Masand Vijay H, Akasapu Siddhartha, Gandhi Ajaykumar, Rastija Vesna, Patil Meghshyam K
Department of Chemistry, Vidya Bharati Mahavidyalaya, Amravati, Maharashtra, 444 602, India.
Corden Pharma, Colorado, USA.
Chemometr Intell Lab Syst. 2020 Nov 15;206:104172. doi: 10.1016/j.chemolab.2020.104172. Epub 2020 Oct 3.
In the present work, an extensive QSAR (Quantitative Structure Activity Relationships) analysis of a series of peptide-type SARS-CoV main protease (MPro) inhibitors following the OECD guidelines has been accomplished. The analysis was aimed to identify salient and concealed structural features that govern the MPro inhibitory activity of peptide-type compounds. The QSAR analysis is based on a dataset of sixty-two peptide-type compounds which resulted in the generation of statistically robust and highly predictive multiple models. All the developed models were validated extensively and satisfy the threshold values for many statistical parameters (for e.g. R = 0.80-0.82, Q = 0.74-0.77, = 0.66-0.67). The developed QSAR models identified number of sp hybridized Oxygen atoms within seven bonds from aromatic Carbon atoms, the presence of Carbon and Nitrogen atoms at a topological distance of 3 and other interrelations of atom pairs as important pharmacophoric features. Hence, the present QSAR models have a good balance of Qualitative (Descriptive QSARs) and Quantitative (Predictive QSARs) approaches, therefore useful for future modifications of peptide-type compounds for anti- SARS-CoV activity.

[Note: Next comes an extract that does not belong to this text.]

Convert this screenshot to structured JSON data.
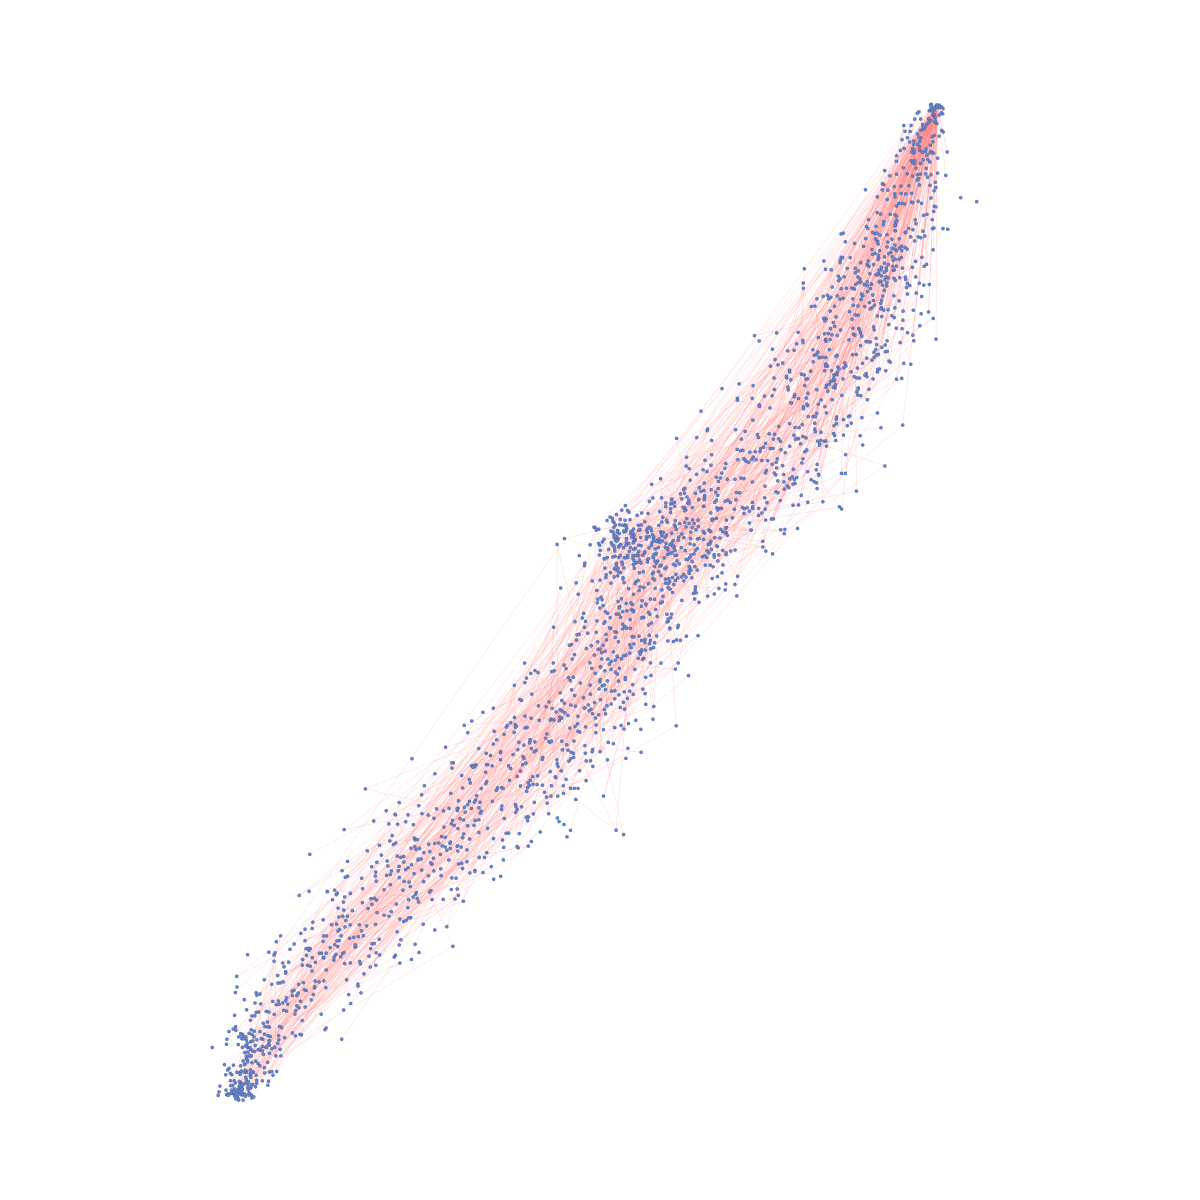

在本研究中,按照经合组织指南对一系列肽类严重急性呼吸综合征冠状病毒主蛋白酶(MPro)抑制剂进行了广泛的定量构效关系(QSAR)分析。该分析旨在确定决定肽类化合物MPro抑制活性的显著和潜在结构特征。QSAR分析基于一个包含62种肽类化合物的数据集,由此生成了具有统计学稳健性和高度预测性的多个模型。所有开发的模型都经过了广泛验证,并满足许多统计参数的阈值(例如,R = 0.80 - 0.82,Q = 0.74 - 0.77, = 0.66 - 0.67)。所开发的QSAR模型确定了与芳香族碳原子在七个键内的sp杂化氧原子数量、拓扑距离为3处的碳和氮原子的存在以及其他原子对的相互关系作为重要的药效团特征。因此,目前的QSAR模型在定性(描述性QSAR)和定量(预测性QSAR)方法之间取得了良好的平衡,因此对于未来肽类化合物抗SARS-CoV活性的修饰很有用。